Panggung budaya ini kian berwarna dengan penampilan Sanggar Tari Kridha Sasmita. Keluwesan gerak dalam Tari Sorote Lintang dan romantisnya Tari Karonsih berhasil memukau penonton. Kehadiran seniman Cak Gendon dari Wonokerto bersama Group Dhagelan Guyon Maton memberikan kesegaran melalui banyolan khas yang sarat pesan moral. Seluruh rangkaian acara kian lengkap dengan iringan musik dari Group Sekar Laras yang menyajikan tembang-tembang Jawa penuh khidmat.
SMAKA MANTU 2026 membuktikan bahwa sekolah mampu menjadi laboratorium budaya yang dinamis.
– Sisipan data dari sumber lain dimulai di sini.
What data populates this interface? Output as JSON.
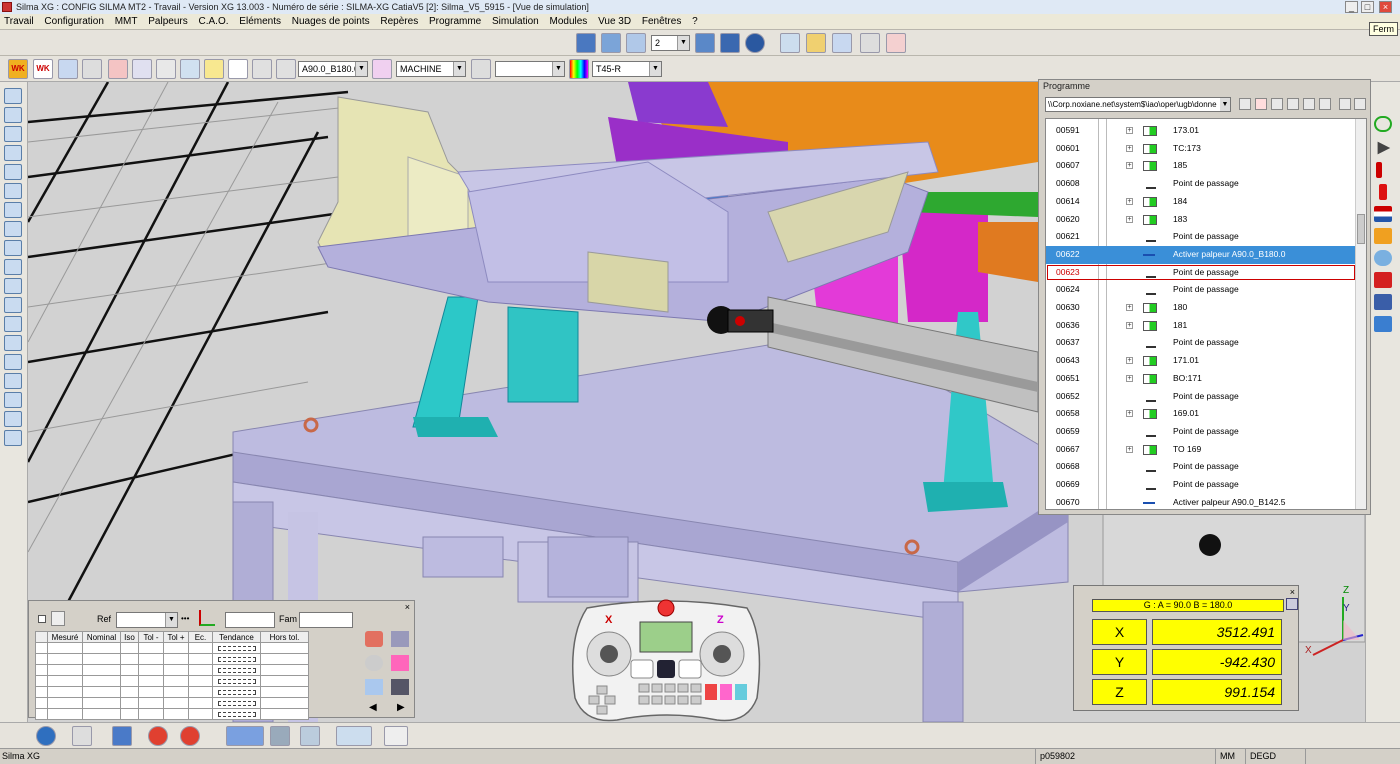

Melalui pembelajaran kontekstual ini, siswa tidak hanya menghafal teori, tetapi merasakan langsung denyut tradisi leluhur.
Kegiatan yang berlangsung hingga siang hari ini ditutup dengan rasa bangga. Sebuah pesan kuat bergema dari sudut Kenduran: bahwa Adat Lestari, Budaya Terjaga, dan Jati Diri Bangsa akan tetap Abadi. (bp).